Menteri Keuangan Sri Mulyani Indrawati menambahkan pemerintah akan memperkuat dukungan mengenai dukungan terhadap ekspor, turisme sampai dengan industri yang menghasilkan produk substitusi impor.
“Dari kami, dari sisi apakah insentif, apakah kemudahan, apakah itu dari perpajakan, dari bea cukai, kepabeanan. Ini nanti akan kami terus follow up untuk bisa secara konkret memperbaiki kondisi,” kata Menkeu.
Ekonom dari Universitas Indonesia Fithra Faisal mengatakan pemerintah harus melakukan sejumlah upaya jangka menengah dan panjang untuk menggenjot ekspor.

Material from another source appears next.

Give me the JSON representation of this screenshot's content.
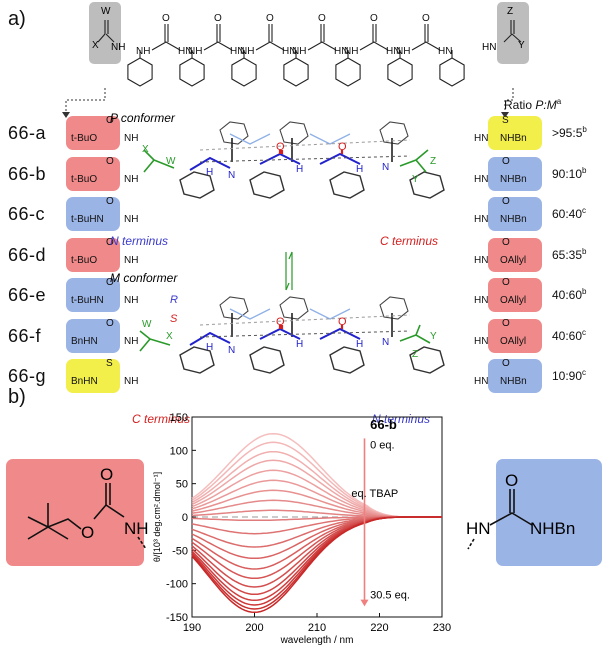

Sejumlah solusi yang ditawarkan seperti penguatan industri dengan dukungan infrastruktur yang memadai.
Dia berharap pemerintah melakukan penguatan kerja sama dengan pasar nontradisional di Afrika dan Amerika Latin yang berpotensi menjadi penampung komoditas ekspor RI nantinya.
Adapun Direktur Center of Reform on Economic (Core) Mohammad Faisal menyebutkan pemerintah perlu melakukan transformasi ke produk manufaktur yang telah dipilih menjadi unggulan dalam ekspor.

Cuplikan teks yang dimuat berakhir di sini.